Он заимствует направо и налево, как это было принято, и с шекспировским оправданием, что он улучшает все, что крадет. Он помогает себе сотнями пресловутых фрагментов из «Адагии» Эразма,33 и следует многим указаниям из «Похвалы глупости» или «Бесед». Он усваивает полсотни пунктов из Плутарха за много лет до того, как перевод Амиота открыл эту сокровищницу величия для любого грамотного вора. Он присваивает «небесные рассуждения» Лукиана и рассказ Фоленго о самоуничтожившейся овце; он находит в комедиях своего времени историю о человеке, который сожалел, что вылечил свою жену от бессловесности; он использует сотню предложений из сказок и интерлюдий, дошедших до нас из средневековой Франции. При описании путешествий Пантагрюэля он опирается на повествования, которые вели исследователи Нового Света и Дальнего Востока. И все же, несмотря на все эти заимствования, нет автора более оригинального; только у Шекспира и Сервантеса мы находим столь пышущие жизнью творения воображения, как монах Джон и Панург. Однако сам Рабле — главное творение этой книги, это композиция из Пантагрюэля, монаха Джона, Панурга, Эразма, Везалия и Джонатана Свифта, лепечущих, бурлящих, разбивающих идолов, любящих жизнь.
Поскольку он любил жизнь, он гнобил тех, кто делал ее менее привлекательной. Возможно, он был слишком суров с монахами, которые не могли разделить его гуманистическую набожность. Должно быть, его когтями цапнул один или два адвоката, потому что он мстительно рвет их шерсть. Запомните мои слова, — предупреждает он своих читателей, — «если вы проживете еще шесть олимпиад и возраст двух собак, вы увидите этих юридических котов повелителями всей Европы». Но он обрушивает свой кнут также на судей, схоластов, теологов, историков, путешественников, торговцев индульгенциями и женщин. Во всей книге нет ни одного доброго слова о женщинах; это самое слепое пятно Рабле, возможно, цена, которую он заплатил, будучи монахом, священником и холостяком, за то, что никогда не заслужил нежности.
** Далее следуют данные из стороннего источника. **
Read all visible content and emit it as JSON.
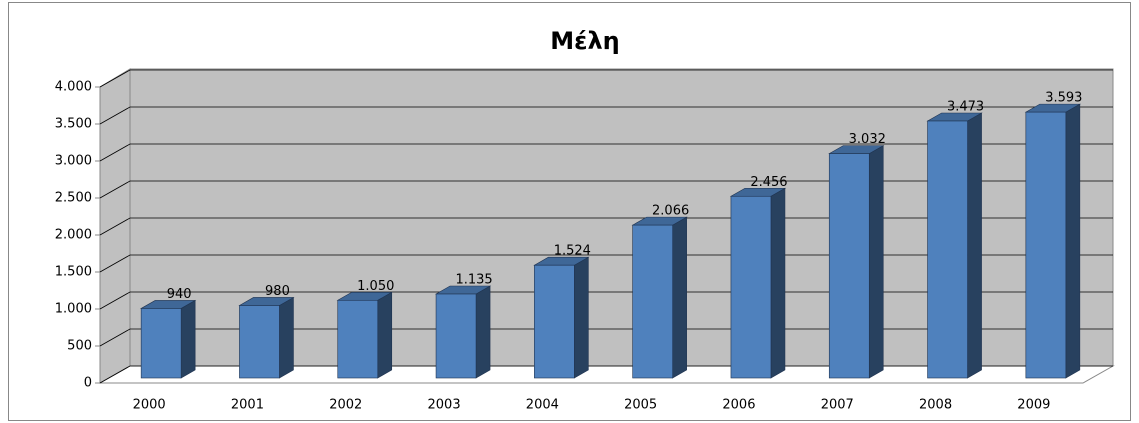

Партизаны спорили, был ли он католиком, протестантом, вольнодумцем или атеистом. Кальвин считал его атеистом; а «мое собственное убеждение, — заключал его любовник Анатоль Франс, — состоит в том, что он ни во что не верил».34 Временами он писал как самый непочтительный циник, как, например, на языке погонщика овец о наилучшем способе удобрения поля (IV, vii). Он высмеивал пост, индульгенции, инквизиторов, декреталии и с удовольствием объяснял анатомические требования к тому, чтобы стать папой (IV, xlviii). Он, очевидно, не верил в ад (II, xxx). Он повторял доводы протестантов о том, что папство истощает золото народов (IV, liii) и что римские кардиналы ведут жизнь обжорства и лицемерия (IV, lviii-lx). Он сочувствует французским еретикам; Пантагрюэль, по его словам, недолго оставался в Тулузе, потому что там «сжигают заживо своих регентов, как красные селедки», ссылаясь на казнь еретического профессора права (II, v). Но его протестантские симпатии, похоже, ограничивались теми, кто был гуманистом. Он с восхищением следил за Эразмом, но лишь слегка благоволил к Лютеру и с отвращением относился к догматизму и пуританству Кальвина. Он был терпим ко всему, кроме нетерпимости. Как и почти все гуманисты, когда его ставили перед выбором, он предпочитал католицизм с его легендами, нетерпимостью и искусством протестантизму с его предопределением, нетерпимостью и чистотой. Он неоднократно подтверждал свою веру в основы христианства, но, возможно, это было благоразумием человека, который, отстаивая свои взгляды, был готов пойти исключительно на костер. Ему так понравилось его определение Бога, что он (или его продолжатель) повторил его (III, xiii; V, xlvii). Он, по-видимому, принимал бессмертие души (II, viii; IV, xxvii), но в целом предпочитал скатологию эсхатологии. Фарель назвал его отступником за то, что он принял пасторство в Мёдоне,35 Но это было воспринято и дарителем, и получателем как просто способ питания.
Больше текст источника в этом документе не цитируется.